Small Wonders

Think small! The Small Wonders program teaches students about microbes, the single-celled organisms that live in the air, water, soil, and even inside our own bodies. During the five days of the program, students will learn about lenses and microscopy, take microbial samples from their classroom, grow a model of an algae bloom, build a microbial ecosystem, and set up experiments they can continue to observe in their classrooms for weeks and months after the program’s end.

Small organisms are a big adventure!

While the BioEYES Educator will lead the program across all five days, the students are the scientists who actually set up the hands-on experiments by choosing and preparing all the samples, exploring their surroundings, hypothesizing about results, and observing as their experiments progress. They will use real laboratory materials, such as pipettes, agar plates, microscopes, parafilm, and sample swabs. By the end of the week, they’ll be able to observe the results of one experiment and have prepared two others that they will continue to observe with their teacher after the program’s conclusion. Along the way, they will touch on subjects including biology, ecology, evolutionary niches, optics, and more!

Close up image of a girl looking through a hand lens at microbial colonies growing in a Petri dish.

Growing microbial samples

What sort of microbes are around us right now, and how can we study them? Each group of students will take microbial samples from sources they choose within their classroom — the floor, their chairs, the doorknob, whatever! — and grow them in Petri dishes containing an agar-based growth medium. This solid growth medium allows microbial colonies to separate out from each other and form individual colonies that can help identify the specific kind of microbes that were sampled.

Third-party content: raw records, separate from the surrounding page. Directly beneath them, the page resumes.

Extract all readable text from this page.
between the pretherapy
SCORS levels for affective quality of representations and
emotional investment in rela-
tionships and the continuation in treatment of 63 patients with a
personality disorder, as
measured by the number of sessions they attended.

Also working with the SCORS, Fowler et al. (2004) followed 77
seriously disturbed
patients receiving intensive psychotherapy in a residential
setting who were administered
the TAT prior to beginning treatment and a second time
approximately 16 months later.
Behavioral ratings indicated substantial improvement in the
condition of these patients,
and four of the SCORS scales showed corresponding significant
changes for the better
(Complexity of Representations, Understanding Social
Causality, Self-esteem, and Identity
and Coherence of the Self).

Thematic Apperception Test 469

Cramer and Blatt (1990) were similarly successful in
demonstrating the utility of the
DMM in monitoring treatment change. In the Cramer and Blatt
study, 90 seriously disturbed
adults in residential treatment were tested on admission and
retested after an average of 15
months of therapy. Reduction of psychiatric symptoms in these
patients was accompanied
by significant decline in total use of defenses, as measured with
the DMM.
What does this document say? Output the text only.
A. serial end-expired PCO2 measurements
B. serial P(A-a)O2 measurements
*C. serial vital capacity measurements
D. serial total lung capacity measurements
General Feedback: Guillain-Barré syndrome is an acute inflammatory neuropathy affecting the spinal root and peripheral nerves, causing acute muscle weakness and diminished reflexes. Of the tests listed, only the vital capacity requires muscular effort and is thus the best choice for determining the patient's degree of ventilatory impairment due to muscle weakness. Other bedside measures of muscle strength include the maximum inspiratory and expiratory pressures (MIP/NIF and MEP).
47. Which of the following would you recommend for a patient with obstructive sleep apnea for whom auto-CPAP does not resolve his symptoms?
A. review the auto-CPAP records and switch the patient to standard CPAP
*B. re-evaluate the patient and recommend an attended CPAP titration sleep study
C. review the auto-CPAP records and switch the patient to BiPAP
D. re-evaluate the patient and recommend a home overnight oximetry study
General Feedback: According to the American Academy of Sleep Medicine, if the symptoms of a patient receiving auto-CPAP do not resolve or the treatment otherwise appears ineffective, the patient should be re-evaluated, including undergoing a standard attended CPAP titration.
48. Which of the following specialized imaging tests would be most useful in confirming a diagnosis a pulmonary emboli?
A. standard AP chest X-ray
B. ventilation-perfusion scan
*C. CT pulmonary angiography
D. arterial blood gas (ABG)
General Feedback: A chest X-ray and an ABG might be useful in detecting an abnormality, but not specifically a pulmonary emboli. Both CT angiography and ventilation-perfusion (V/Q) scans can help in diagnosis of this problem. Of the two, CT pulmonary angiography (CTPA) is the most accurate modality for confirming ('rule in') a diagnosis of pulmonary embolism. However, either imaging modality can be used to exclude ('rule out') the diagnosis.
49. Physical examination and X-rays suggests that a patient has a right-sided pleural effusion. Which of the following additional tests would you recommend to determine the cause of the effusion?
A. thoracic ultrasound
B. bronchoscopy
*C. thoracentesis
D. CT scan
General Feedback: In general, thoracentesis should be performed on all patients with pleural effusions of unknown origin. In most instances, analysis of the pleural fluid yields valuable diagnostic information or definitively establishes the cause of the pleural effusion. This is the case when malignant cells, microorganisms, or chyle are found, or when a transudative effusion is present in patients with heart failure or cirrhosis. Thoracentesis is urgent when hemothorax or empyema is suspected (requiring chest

The students hypothesize about which of their sources will result in the most growth, the least growth, and the most different kinds of growth.

Algae blooms

Algae are various types of plant-like, photosynthetic organisms, many of which are single-celled. Despite being so small, though, algae actually creates around half of the world’s oxygen! In the classroom, students will set up algae cultures they will observe over the next several weeks to see how they are affected by different conditions, including how introducing too many nutrients into an ecosystem can result in an overgrowth called an algae bloom.

A boy uses a pipette to put a few drops of a green solution into a jar partly full of water. Next to him a girl is holding a test tube with more of the green solution.

Winogradsky columns

Outside of a laboratory, microbes don’t usually grow in neatly separated colonies. Instead, they form part of an ecosystem that contains many kinds of interacting and interrelated organisms. Using soil, water, and a variety of nutrition sources, students will build a Winogradsky column to model these microbial ecosystems. Over the months following the program, the microbes in each column will grow and settle out into layers based upon their differing needs and ecological niches, which the students can observe to determine what sorts of microbes are present.

Microscopy

When people think about studying very small objects like microbes, their first thought is usually “Microscopes!” Students experiment with hand lenses to learn the basic properties of magnification, focusing, and combining lenses, before trying out actual miniature microscopes they can use to explore their surroundings close up.